Brexit has also been encouraging even more tech companies that aim to disrupt the traditional finance sector to move to Lithuania as the Baltic nation promotes itself as a “gateway to Europe” for Chinese and Israeli Fintech firms.
But the push into Fintech-related business does come with various risks for Lithuania. For instance, many of the serious issues in the money-laundering scandals (e.g. Ukio in Lithuania, ABLV in Latvia, Danske Bank in Estonia) reportedly originated from the Baltics’ relative closeness to Russia and a motivation to serve as a sort of financial bridge between the east and the European Union. But instead, the outcome was a destabilization of the area’s financial ecosystem.
The same concerns now exist for Fintech firms and businesses, and China’s expected involvement could make things more complicated.
Linas Linkevicius, Lithuania’s foreign minister, noted:
“In security terms, fintech is a challenge as well. It should be taken really seriously.”
The rise in Fintech-related activity in Lithuania has come due to locals being dissatisfied with traditional Scandinavian financial institutions that currently dominate the nation’s financial ecosystem.
Following the global 2008 financial crisis, officials in Lithuania realized that the Swedish banks in the region were not meeting the requirements of local consumers, as they weren’t providing modern financial services. In order to introduce digital services, Lithuania’s government decided it would welcome Fintech startups.
Marius Jurgilas, a board member of the Bank of Lithuania, explained:
“There was a lack of innovation. We said to fintech: ‘please come here, and disrupt my domestic market’.”
Jurgilas notes that his job is to supervise and encourage financial innovation. He adds that he’s fully aware of the different conflicts. Under his leadership, the country’s reserve bank has established a regulatory sandbox in order to support local Fintech firms in testing out various solutions.
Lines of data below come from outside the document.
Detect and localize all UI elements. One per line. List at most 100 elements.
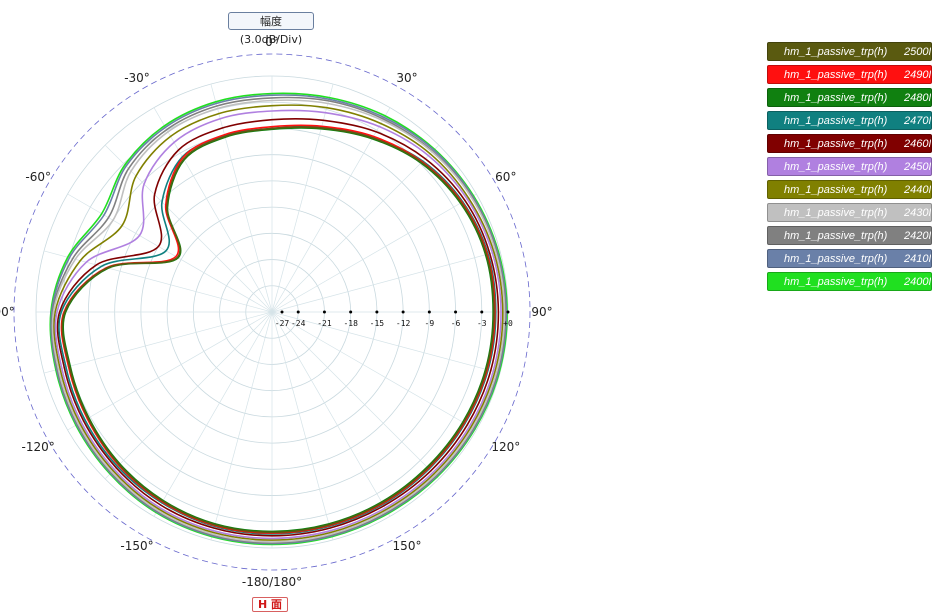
ring-tick-dot (454, 310, 458, 314)
legend-frequency: 2500M (904, 46, 931, 58)
legend-frequency: 2440M (904, 184, 931, 196)
ring-tick-dot (349, 310, 353, 314)
legend-item[interactable]: hm_1_passive_trp(h) 2500M (767, 42, 932, 61)
ring-tick-label: -12 (396, 319, 411, 328)
ring-tick-label: -24 (291, 319, 306, 328)
legend-frequency: 2460M (904, 138, 931, 150)
ring-tick-labels: -27 -24 -21 -18 -15 -12 -9 -6 -3 +0 (275, 310, 513, 328)
angle-label: -30° (124, 71, 150, 85)
grid-spoke (271, 144, 440, 313)
legend-series-name: hm_1_passive_trp(h) (784, 46, 888, 58)
grid-spoke (271, 250, 501, 313)
grid-spoke (271, 311, 501, 374)
legend-item[interactable]: hm_1_passive_trp(h) 2430M (767, 203, 932, 222)
outer-dashed-ring (13, 53, 531, 571)
ring-tick-label: -15 (370, 319, 385, 328)
angle-label: 90° (531, 305, 552, 319)
legend-item[interactable]: hm_1_passive_trp(h) 2410M (767, 249, 932, 268)
ring-tick-dot (375, 310, 379, 314)
legend-item[interactable]: hm_1_passive_trp(h) 2400M (767, 272, 932, 291)
series-layer (49, 92, 508, 546)
legend-frequency: 2420M (904, 230, 931, 242)
legend-frequency: 2430M (904, 207, 931, 219)
legend-series-name: hm_1_passive_trp(h) (784, 92, 888, 104)
legend-item[interactable]: hm_1_passive_trp(h) 2450M (767, 157, 932, 176)
legend-frequency: 2400M (904, 276, 931, 288)
ring-tick-dot (322, 310, 326, 314)
legend-item[interactable]: hm_1_passive_trp(h) 2460M (767, 134, 932, 153)
legend-series-name: hm_1_passive_trp(h) (784, 207, 888, 219)
series-line-2500M (61, 126, 495, 534)
grid-spoke (210, 83, 273, 313)
polar-plot: -27-24 -21 -18 -15 -12 -9 -6 -3 +0 0° 30° 60° 90° 12… (0, 35, 553, 589)
ring-tick-label: -9 (425, 319, 435, 328)
legend-frequency: 2490M (904, 69, 931, 81)
grid-spoke (271, 83, 334, 313)
ring-tick-label: -27 (275, 319, 290, 328)
face-label: H 面 (252, 597, 288, 612)
legend-series-name: hm_1_passive_trp(h) (784, 253, 888, 265)
legend-series-name: hm_1_passive_trp(h) (784, 115, 888, 127)
legend-series-name: hm_1_passive_trp(h) (784, 69, 888, 81)
ring-tick-dot (480, 310, 484, 314)
ring-tick-label: -3 (477, 319, 487, 328)
angle-label: -120° (22, 440, 55, 454)
series-line-2490M (60, 124, 496, 534)
angle-label: 60° (495, 170, 516, 184)
ring-tick-dot (296, 310, 300, 314)
grid-spoke (271, 311, 440, 480)
grid-spoke (271, 311, 391, 517)
series-line-2460M (56, 117, 500, 537)
legend-item[interactable]: hm_1_passive_trp(h) 2480M (767, 88, 932, 107)
ring-tick-dot (506, 310, 510, 314)
legend: hm_1_passive_trp(h)2500Mhm_1_passive_trp… (767, 42, 932, 295)
grid-spoke (271, 193, 477, 313)
polar-grid (13, 53, 531, 571)
grid-spoke (43, 250, 273, 313)
legend-frequency: 2470M (904, 115, 931, 127)
grid-spoke (104, 311, 273, 480)
angle-label: 120° (491, 440, 520, 454)
legend-item[interactable]: hm_1_passive_trp(h) 2440M (767, 180, 932, 199)
ring-tick-label: +0 (503, 319, 513, 328)
legend-item[interactable]: hm_1_passive_trp(h) 2470M (767, 111, 932, 130)
legend-frequency: 2410M (904, 253, 931, 265)
legend-frequency: 2480M (904, 92, 931, 104)
series-line-2440M (53, 104, 504, 541)
legend-series-name: hm_1_passive_trp(h) (784, 184, 888, 196)
grid-spoke (271, 107, 391, 313)
series-line-2410M (50, 94, 508, 545)
legend-item[interactable]: hm_1_passive_trp(h) 2490M (767, 65, 932, 84)
angle-label: -180/180° (242, 575, 302, 589)
series-line-2480M (62, 127, 494, 533)
angle-label: -150° (120, 539, 153, 553)
legend-frequency: 2450M (904, 161, 931, 173)
ring-tick-label: -21 (317, 319, 332, 328)
grid-spoke (153, 107, 273, 313)
scale-label: 幅度(3.0dB/Div) (228, 12, 314, 46)
ring-tick-label: -18 (343, 319, 358, 328)
grid-spoke (104, 144, 273, 313)
legend-series-name: hm_1_passive_trp(h) (784, 161, 888, 173)
legend-series-name: hm_1_passive_trp(h) (784, 276, 888, 288)
legend-series-name: hm_1_passive_trp(h) (784, 138, 888, 150)
ring-tick-label: -6 (451, 319, 461, 328)
grid-spoke (153, 311, 273, 517)
legend-item[interactable]: hm_1_passive_trp(h) 2420M (767, 226, 932, 245)
grid-spoke (271, 311, 477, 431)
grid-spoke (210, 311, 273, 541)
ring-tick-dot (280, 310, 284, 314)
ring-tick-dot (427, 310, 431, 314)
series-line-2450M (54, 109, 502, 540)
grid-spoke (271, 311, 334, 541)
ring-tick-dot (401, 310, 405, 314)
series-line-2430M (51, 99, 506, 543)
angle-label: -60° (25, 170, 51, 184)
series-line-2420M (50, 96, 507, 544)
angle-label: 150° (393, 539, 422, 553)
angle-label: -90° (0, 305, 15, 319)
angle-label: 30° (396, 71, 417, 85)
angle-label: 0° (265, 35, 279, 49)
angle-labels: 0° 30° 60° 90° 120° 150° -180/180° -150° -120° -9… (0, 35, 553, 589)
legend-series-name: hm_1_passive_trp(h) (784, 230, 888, 242)
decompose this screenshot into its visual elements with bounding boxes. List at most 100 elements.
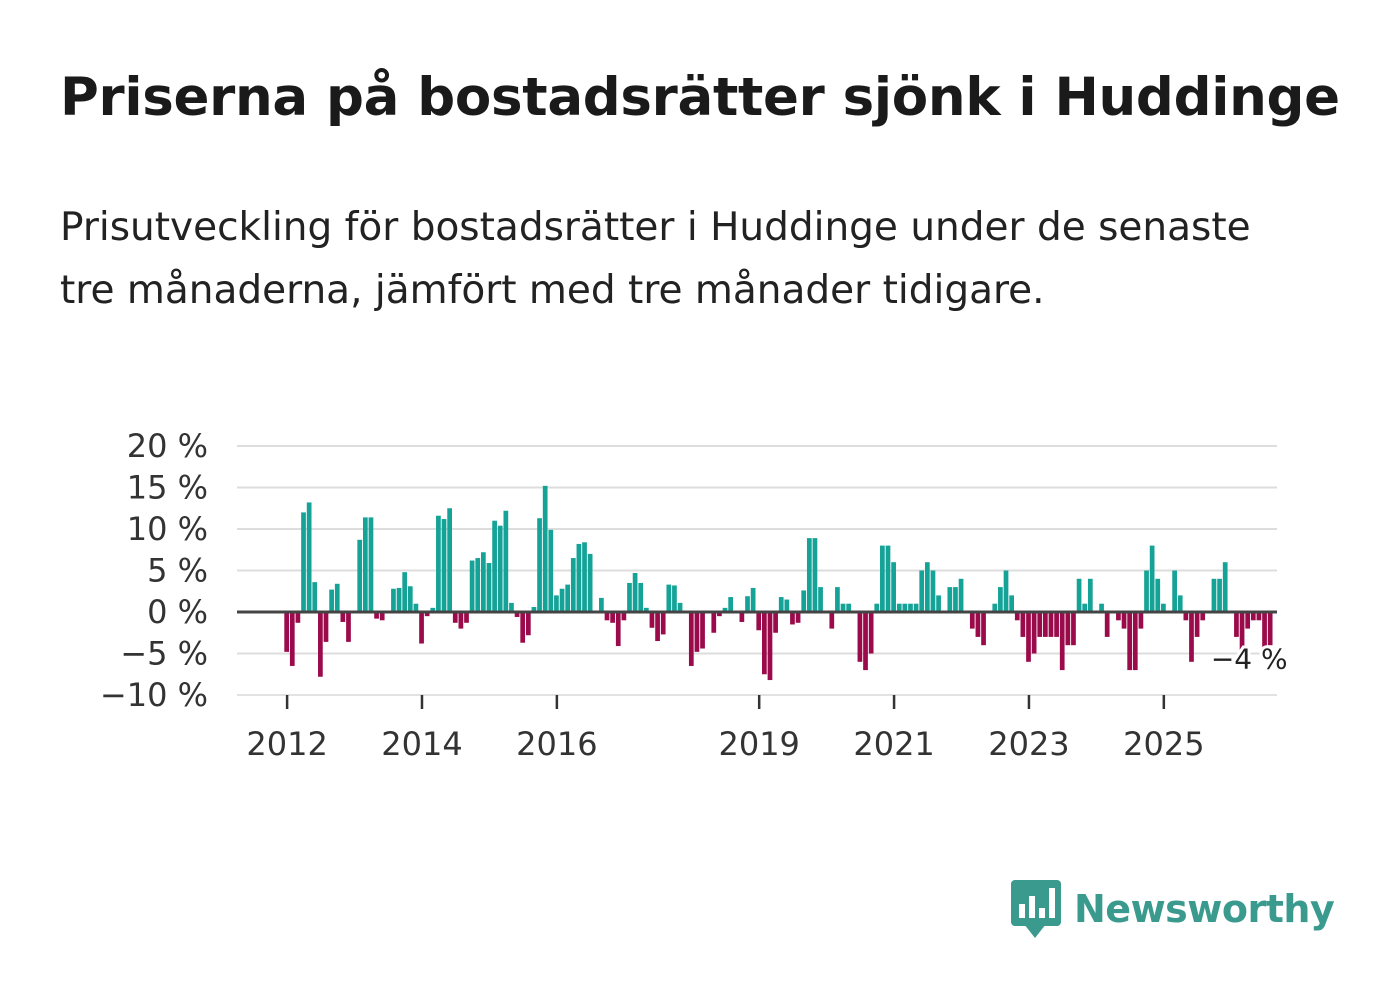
bar <box>627 582 632 612</box>
bar <box>919 570 925 612</box>
bar <box>885 545 891 612</box>
bar <box>1026 612 1031 662</box>
bar <box>548 529 554 612</box>
bar <box>379 612 385 621</box>
bar <box>913 603 919 612</box>
bar <box>1239 612 1245 662</box>
bar <box>362 517 368 612</box>
bar <box>1250 612 1256 621</box>
bar <box>840 603 846 612</box>
bar <box>1189 612 1194 662</box>
bar <box>1256 612 1262 621</box>
bar <box>391 588 396 612</box>
bar <box>329 589 334 612</box>
bar <box>812 538 818 612</box>
bar <box>632 572 638 612</box>
bar <box>582 542 587 612</box>
bar <box>306 502 312 612</box>
x-tick-label: 2012 <box>246 725 327 763</box>
bar <box>503 510 509 612</box>
bar <box>643 607 649 612</box>
bar <box>806 538 812 612</box>
bar <box>1020 612 1026 637</box>
bar <box>1245 612 1251 629</box>
bar <box>998 587 1003 612</box>
chart-subtitle: Prisutveckling för bostadsrätter i Huddi… <box>60 205 1251 313</box>
bar <box>486 563 492 612</box>
bar <box>284 612 290 652</box>
x-tick-label: 2014 <box>381 725 462 763</box>
bar <box>436 515 441 612</box>
bar <box>525 612 531 636</box>
y-tick-label: 0 % <box>147 593 208 631</box>
bar <box>1127 612 1133 671</box>
bar <box>402 572 408 612</box>
bar <box>554 595 559 612</box>
bar <box>1172 570 1177 612</box>
bar <box>610 612 615 623</box>
bar <box>1138 612 1144 629</box>
bar <box>447 508 452 612</box>
bar <box>520 612 526 643</box>
bar <box>1104 612 1110 637</box>
bar <box>975 612 981 637</box>
bar <box>818 587 823 612</box>
bar <box>323 612 329 642</box>
bar <box>902 603 908 612</box>
bar <box>419 612 424 644</box>
bar <box>835 587 840 612</box>
bar <box>660 612 666 635</box>
bar <box>863 612 868 671</box>
bar <box>1177 595 1183 612</box>
bar <box>340 612 346 622</box>
bar <box>880 545 885 612</box>
bar <box>672 585 677 612</box>
bar <box>604 612 610 621</box>
bar <box>1155 578 1161 612</box>
bar <box>1071 612 1076 646</box>
bar <box>750 587 756 612</box>
bar <box>1116 612 1121 621</box>
bar <box>655 612 660 642</box>
bar <box>1082 603 1088 612</box>
y-tick-label: 10 % <box>127 510 208 548</box>
bar <box>424 612 430 617</box>
bar <box>1076 578 1082 612</box>
newsworthy-logo-icon <box>1011 880 1061 938</box>
bar-chart: 20 % 15 %10 % 5 %0 % −5 %−10 % 2012 2014 2016 2… <box>100 427 1291 763</box>
x-tick-label: 2025 <box>1123 725 1204 763</box>
bar <box>666 584 672 612</box>
bar <box>458 612 464 629</box>
bar <box>407 586 413 612</box>
bar <box>469 560 475 612</box>
bar <box>1149 545 1155 612</box>
bar <box>334 583 340 612</box>
bar <box>615 612 621 647</box>
bar <box>1065 612 1071 646</box>
bar <box>778 597 784 612</box>
bar <box>1043 612 1048 637</box>
x-tick-label: 2021 <box>853 725 934 763</box>
bar <box>396 587 402 612</box>
chart-title: Priserna på bostadsrätter sjönk i Huddin… <box>60 67 1340 128</box>
bar <box>874 603 880 612</box>
bar <box>908 603 913 612</box>
bar <box>1222 562 1228 612</box>
bar <box>846 603 852 612</box>
bar <box>953 587 958 612</box>
bar <box>829 612 835 629</box>
bar <box>413 603 419 612</box>
bar <box>464 612 469 623</box>
bar <box>481 552 486 612</box>
y-tick-label: 20 % <box>127 427 208 465</box>
bar <box>857 612 863 662</box>
bars <box>284 485 1273 681</box>
bar <box>346 612 351 642</box>
bar <box>368 517 374 612</box>
bar <box>930 570 936 612</box>
bar <box>722 607 728 612</box>
bar <box>565 584 571 612</box>
bar <box>1217 578 1222 612</box>
bar <box>868 612 874 654</box>
bar <box>762 612 767 675</box>
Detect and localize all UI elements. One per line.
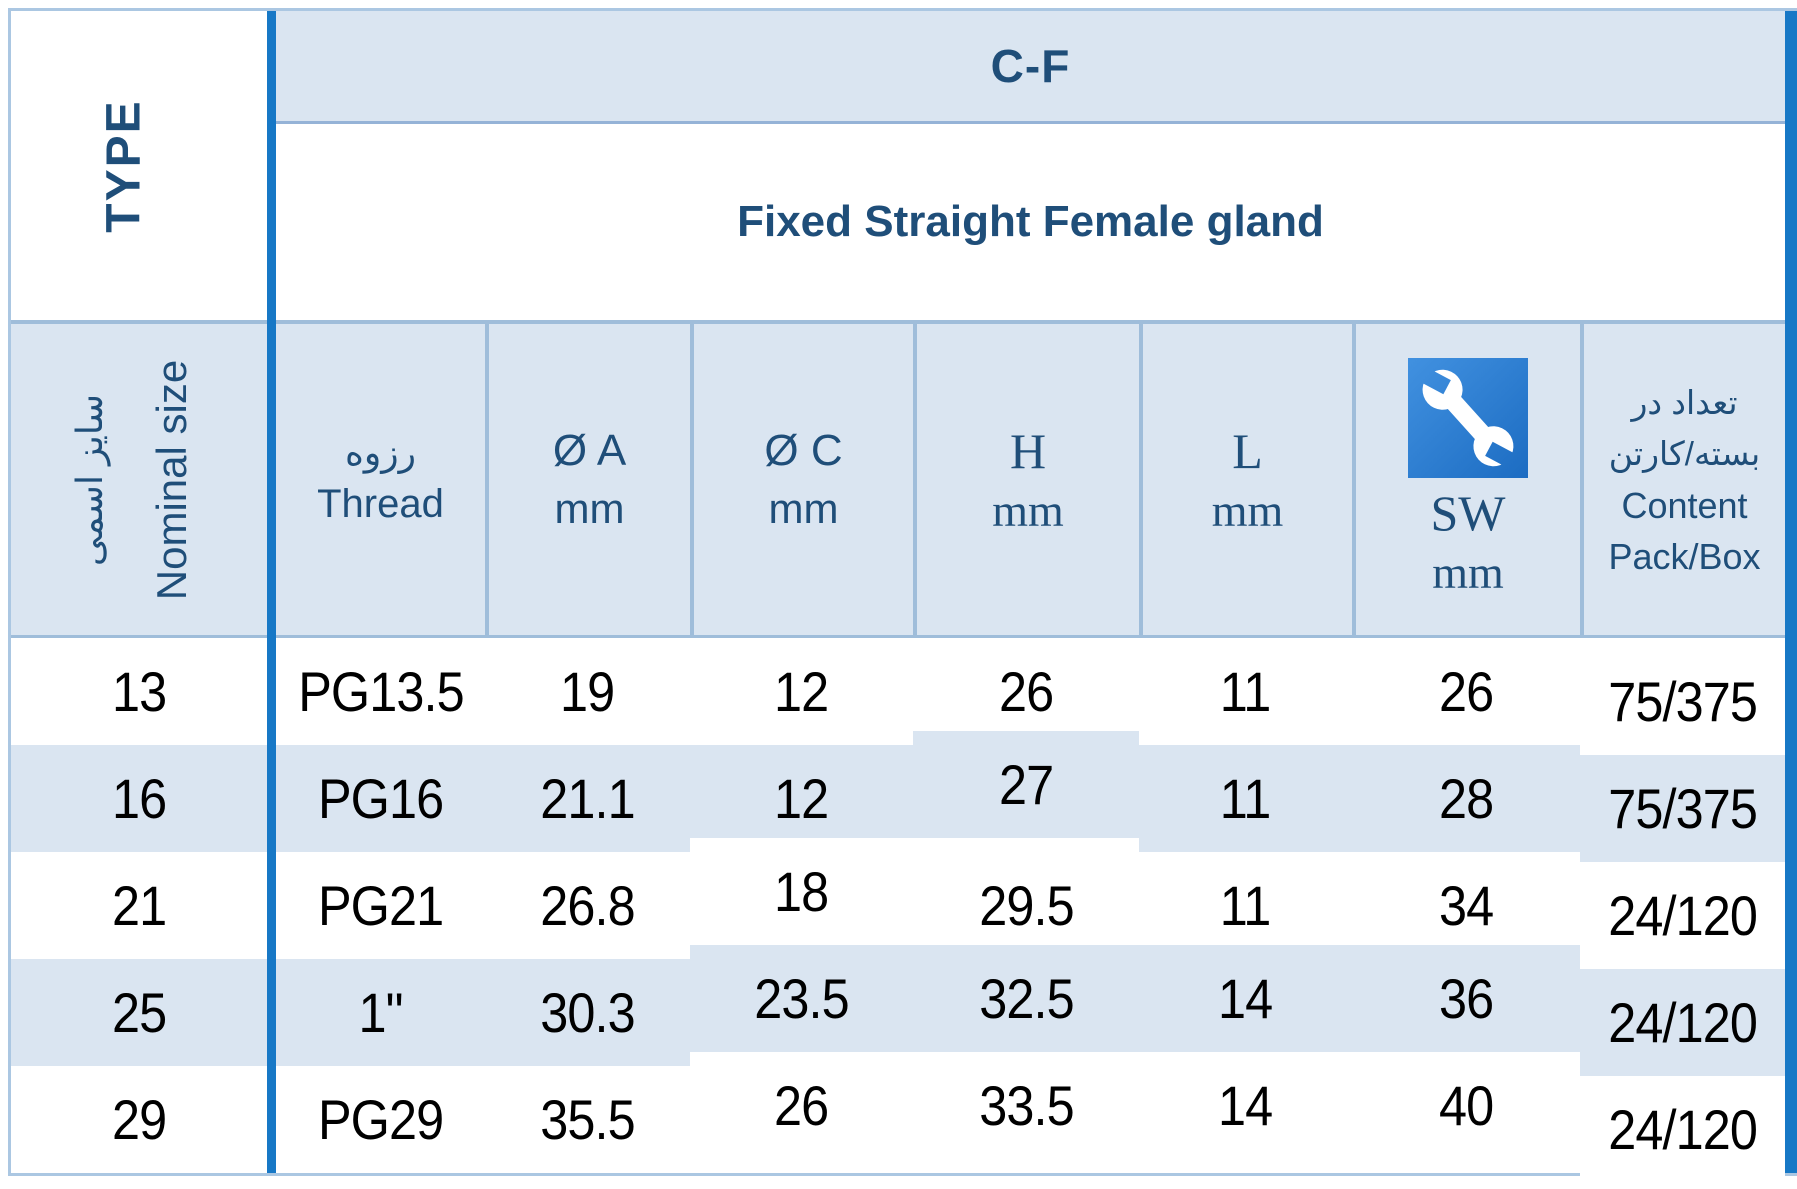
cell-pack: 24/120 <box>1580 1076 1785 1183</box>
cell-nominal: 25 <box>11 959 267 1066</box>
cell-dia-c: 18 <box>690 838 913 945</box>
cell-sw: 34 <box>1352 852 1580 959</box>
col-header-thread: رزوه Thread <box>276 320 485 638</box>
thread-label-en: Thread <box>317 481 444 526</box>
cell-thread: PG29 <box>276 1066 485 1173</box>
cell-sw: 40 <box>1352 1052 1580 1159</box>
dia-a-symbol: Ø A <box>552 426 627 476</box>
cell-l: 11 <box>1139 638 1352 745</box>
col-header-dia-a: Ø A mm <box>485 320 690 638</box>
table-right-edge-bar <box>1785 11 1797 1173</box>
cell-nominal: 13 <box>11 638 267 745</box>
cell-pack: 75/375 <box>1580 755 1785 862</box>
cell-dia-c: 12 <box>690 638 913 745</box>
cell-dia-c: 23.5 <box>690 945 913 1052</box>
nominal-size-label-fa: سایز اسمی <box>69 393 111 566</box>
l-unit: mm <box>1211 485 1284 536</box>
cell-sw: 28 <box>1352 745 1580 852</box>
col-header-dia-c: Ø C mm <box>690 320 913 638</box>
col-header-nominal-size: سایز اسمی Nominal size <box>11 320 267 638</box>
cell-thread: 1" <box>276 959 485 1066</box>
cell-dia-a: 19 <box>485 638 690 745</box>
sw-unit: mm <box>1432 547 1504 598</box>
cell-sw: 26 <box>1352 638 1580 745</box>
product-code-band: C-F <box>276 11 1785 121</box>
cell-h: 33.5 <box>913 1052 1139 1159</box>
cell-dia-c: 12 <box>690 745 913 852</box>
dia-a-unit: mm <box>554 484 625 532</box>
cell-l: 11 <box>1139 745 1352 852</box>
cell-dia-a: 35.5 <box>485 1066 690 1173</box>
cell-dia-c: 26 <box>690 1052 913 1159</box>
cell-dia-a: 30.3 <box>485 959 690 1066</box>
pack-label-fa-line2: بسته/کارتن <box>1608 435 1761 473</box>
cell-pack: 75/375 <box>1580 648 1785 755</box>
cell-nominal: 29 <box>11 1066 267 1173</box>
cell-h: 26 <box>913 638 1139 745</box>
spec-table: TYPE C-F Fixed Straight Female gland سای… <box>8 8 1797 1183</box>
cell-sw: 36 <box>1352 945 1580 1052</box>
cell-nominal: 16 <box>11 745 267 852</box>
cell-nominal: 21 <box>11 852 267 959</box>
cell-thread: PG16 <box>276 745 485 852</box>
cell-dia-a: 26.8 <box>485 852 690 959</box>
cell-h: 27 <box>913 731 1139 838</box>
cell-h: 29.5 <box>913 852 1139 959</box>
col-header-h: H mm <box>913 320 1139 638</box>
pack-label-en-line2: Pack/Box <box>1608 535 1761 577</box>
h-unit: mm <box>992 485 1064 536</box>
cell-pack: 24/120 <box>1580 862 1785 969</box>
product-name: Fixed Straight Female gland <box>737 197 1324 246</box>
pack-label-fa-line1: تعداد در <box>1631 384 1738 422</box>
band-separator-line <box>276 121 1785 124</box>
cell-pack: 24/120 <box>1580 969 1785 1076</box>
type-column-divider <box>267 11 276 1173</box>
product-name-band: Fixed Straight Female gland <box>276 124 1785 320</box>
col-header-pack-box: تعداد در بسته/کارتن Content Pack/Box <box>1580 320 1785 638</box>
cell-h: 32.5 <box>913 945 1139 1052</box>
h-symbol: H <box>1009 422 1047 479</box>
cell-dia-a: 21.1 <box>485 745 690 852</box>
cell-l: 11 <box>1139 852 1352 959</box>
type-label: TYPE <box>97 98 151 233</box>
cell-thread: PG13.5 <box>276 638 485 745</box>
pack-label-en-line1: Content <box>1621 484 1748 526</box>
wrench-icon <box>1408 357 1528 478</box>
col-header-sw: SW mm <box>1352 320 1580 638</box>
cell-l: 14 <box>1139 945 1352 1052</box>
product-code: C-F <box>990 40 1071 92</box>
nominal-size-label-en: Nominal size <box>148 359 196 600</box>
cell-thread: PG21 <box>276 852 485 959</box>
cell-l: 14 <box>1139 1052 1352 1159</box>
sw-symbol: SW <box>1430 484 1506 541</box>
dia-c-symbol: Ø C <box>764 426 843 476</box>
col-header-l: L mm <box>1139 320 1352 638</box>
thread-label-fa: رزوه <box>344 432 416 474</box>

The Bank of Lithuania has issued e-money licenses to 64 different Fintech companies with an additional 40 applications currently being reviewed. These figures are still far behind the United Kingdom, which reportedly has over 150 regulated Fintech firms, however, it’s ahead of all other EU member states, as none have more than 20 licensed Fintechs.
It has managed to attract large Fintech companies including Revolut, the UK-based financial technology firm that was eager to acquire a banking license in the EU region to allow it to offer services across the bloc.
Richard Davies, Revolut’s chief operating officer, remarked:
“The Bank of Lithuania is very approachable.”
A few concerns were raised regarding Revolut’s operations because of its Russian founders, however, the UK-headquartered digital bank still managed to obtain a license. But Lithuanian MPs remain concerned about whether local officials will be able to keep track of all the potential risks.
The reserve bank of Lithuania notes that it has around 150 staff members that are currently working on supervision with about two-thirds of employees managing Fintech-related matters.
Tadas Vizgirda, head of local Fintech firm Shift4 Payments, pointed out:
“We are not naive.”
He added that Lithuanians have become used to the potential threat of Russian influence and that it’s “easier for them to identify it.”